THE LONELINESS OF A LONG DISTANCE WRITER

My brother once told me that he sometimes imagines me working on a book and pictures me putting on a smoking jacket and cravat before spilling a few finely-tuned words onto the page each day. Sounds like fun. Machiavelli used to dress up in his finery to write, but that was after he had been exiled from the Medici court and was writing about the days when, as an ambassador, he really did dress up in his finery. I’ve never worn a smoking jacket.

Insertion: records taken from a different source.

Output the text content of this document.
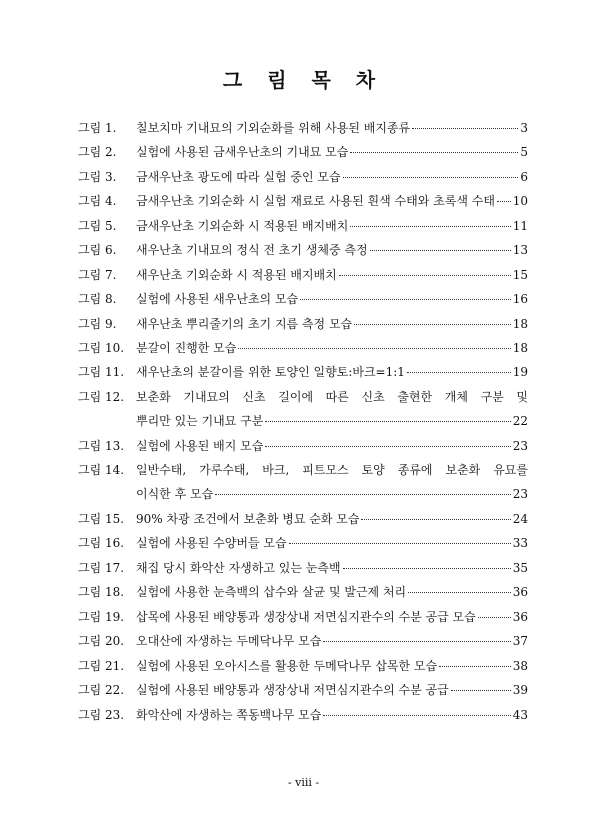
그 림 목 차
그림 1.	칠보치마 기내묘의 기외순화를 위해 사용된 배지종류	3
그림 2.	실험에 사용된 금새우난초의 기내묘 모습	5
그림 3.	금새우난초 광도에 따라 실험 중인 모습	6
그림 4.	금새우난초 기외순화 시 실험 재료로 사용된 흰색 수태와 초록색 수태 10
그림 5.	금새우난초 기외순화 시 적용된 배지배치	11
그림 6.	새우난초 기내묘의 정식 전 초기 생체중 측정	13
그림 7.	새우난초 기외순화 시 적용된 배지배치	15
그림 8.	실험에 사용된 새우난초의 모습	16
그림 9.	새우난초 뿌리줄기의 초기 지름 측정 모습	18
그림 10. 분갈이 진행한 모습	18
그림 11. 새우난초의 분갈이를 위한 토양인 일향토:바크=1:1	19
그림 12. 보춘화 기내묘의 신초 길이에 따른 신초 출현한 개체 구분 및
뿌리만 있는 기내묘 구분	22
그림 13. 실험에 사용된 배지 모습	23
그림 14. 일반수태, 가루수태, 바크, 피트모스 토양 종류에 보춘화 유묘를
이식한 후 모습	23
그림 15. 90% 차광 조건에서 보춘화 병묘 순화 모습	24
그림 16. 실험에 사용된 수양버들 모습	33
그림 17. 채집 당시 화악산 자생하고 있는 눈측백	35
그림 18. 실험에 사용한 눈측백의 삽수와 살균 및 발근제 처리	36
그림 19. 삽목에 사용된 배양통과 생장상내 저면심지관수의 수분 공급 모습	36
그림 20. 오대산에 자생하는 두메닥나무 모습	37
그림 21. 실험에 사용된 오아시스를 활용한 두메닥나무 삽목한 모습	38
그림 22. 실험에 사용된 배양통과 생장상내 저면심지관수의 수분 공급	39
그림 23. 화악산에 자생하는 쪽동백나무 모습	43
- viii -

People often wonder how my day goes and they’re usually surprised when I tell them I try to be as disciplined as any other person at work. At the moment, I’m writing two books, a co-write with James Patterson called PRIVATE SYDNEY and a novel of my owm: THE RETURNING. I’m working flat out at a rate of fifteen-hundred words a day, everyday, which I have to admit is a bit much. But it’s all about markers, targets, deadlines. I know I have to meet a certain daily word count or else I won’t make my deadlines some way off in the future, a date arrived at by mutual agreement between my publisher and me.

Another FAQ is: Do you find it lonely work? And again, most people are surprised by my reply. The lonely times, I always say, are when I’m having breaks between stretches of writing, because, when I’m in full-flow and the story is coming together I’m with my characters in their world and they keep me company. And, although some of those characters are despicable and the situations in which they find themselves might be horrible, for me, there’s never a dull moment when they’re around.